Bei der abschließenden Bewertung der weiteren Indizien wird das Landesarbeitsgericht auch zu berücksichtigen haben, daß die Klägerin in den mit dem Prokuristen der Beklagten geführten Telefonaten am 14. August 2000 auf eine mögliche Erkrankung hingewiesen hat. Selbst wenn sie damit noch keine Erkrankung für die Zukunft angedroht haben sollte, so kann der späteren Krankmeldung gleichwohl eine Indizwirkung für eine vorgetäuschte Arbeitsunfähigkeit beigelegt werden. Gegen die behauptete Arbeitsunfähigkeit der Klägerin könnte auch die aus der Diagnose “Menorrhagie” abgeleitete Anordnung einer siebentägigen Bettruhe sprechen. Auch diesem Aspekte wird das Landesarbeitsgericht – ggf. mit Hilfe eines Sachverständigen – nachzugehen haben.
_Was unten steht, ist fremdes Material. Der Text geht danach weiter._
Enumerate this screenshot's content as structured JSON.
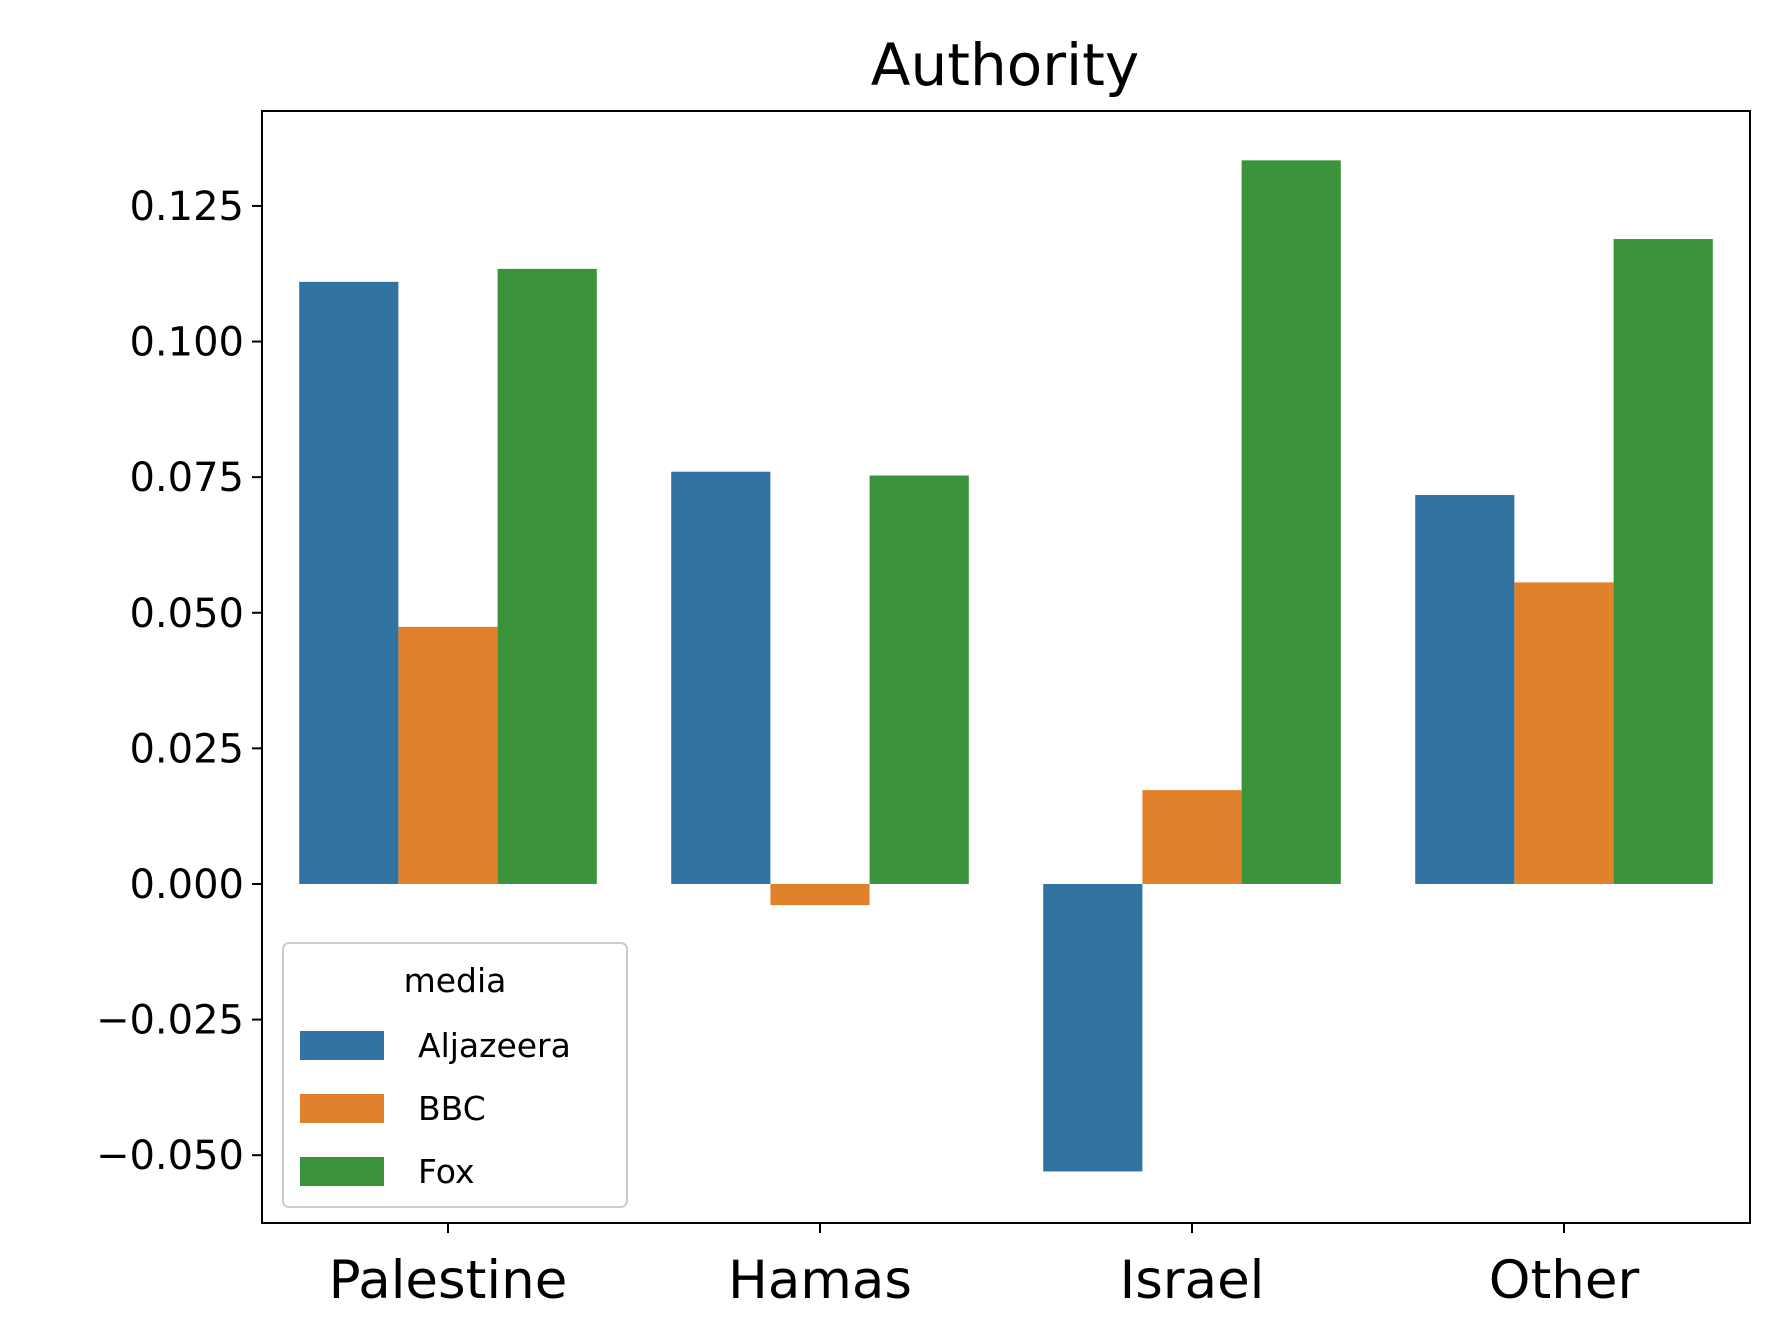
{
  "chart_data": {
    "type": "bar",
    "title": "Authority",
    "xlabel": "",
    "ylabel": "",
    "categories": [
      "Palestine",
      "Hamas",
      "Israel",
      "Other"
    ],
    "series": [
      {
        "name": "Aljazeera",
        "color": "#3274a1",
        "values": [
          0.111,
          0.076,
          -0.053,
          0.0717
        ]
      },
      {
        "name": "BBC",
        "color": "#e1812c",
        "values": [
          0.0474,
          -0.0039,
          0.0173,
          0.0556
        ]
      },
      {
        "name": "Fox",
        "color": "#3a923a",
        "values": [
          0.1134,
          0.0753,
          0.1334,
          0.1189
        ]
      }
    ],
    "ylim": [
      -0.0625,
      0.1425
    ],
    "yticks": [
      -0.05,
      -0.025,
      0.0,
      0.025,
      0.05,
      0.075,
      0.1,
      0.125
    ],
    "ytick_labels": [
      "−0.050",
      "−0.025",
      "0.000",
      "0.025",
      "0.050",
      "0.075",
      "0.100",
      "0.125"
    ],
    "grid": false,
    "legend": {
      "title": "media",
      "placement": "lower-left"
    }
  }
}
Schließlich hat die Klägerin – soweit ersichtlich – nicht dargelegt, welches Krankenhaus sie am 17. August 2000 aufgesucht haben will. Sie hat die Arbeitsunfähigkeit wohl auch weder ihrer Krankenkasse (§ 5 Abs. 2 Satz 3 EFZG) noch einem ausländischen Sozialversicherungsträger (§ 5 Abs. 2 Satz 5 EFZG) angezeigt. Deshalb wird sie erläutern müssen, warum sie dies unterlassen und auch nicht die Erstattung der verauslagten Beträge beantragt hat. Erläuterungsbedürftig ist auch, wann und unter welchen Umständen die Klägerin von ihrem behandelnden Arzt ggf. zu einem Aufsuchen des Krankenhauses aufgefordert worden ist. Sie wird ferner darlegen müssen, ob und welche Medikamente ihr verordnet worden sind, wo sie diese erworben hat und ob ggf. es noch Quittungen gibt.
Auch bedarf es noch einer weiteren Erläuterung der Klägerin, wie sich die am 15. August 2000 erfolgte Anordnung einer siebentägigen Bettruhe mit dem Umstand verträgt, daß sie sich am 18. August 2000 in der Lage sah, eine mehrtägige Heimreise nach Deutschland mit dem Auto anzutreten. Es ist Sache der Klägerin darzulegen, auf Grund welcher Umstände sie ggf. so rasch genesen ist und transportfähig war.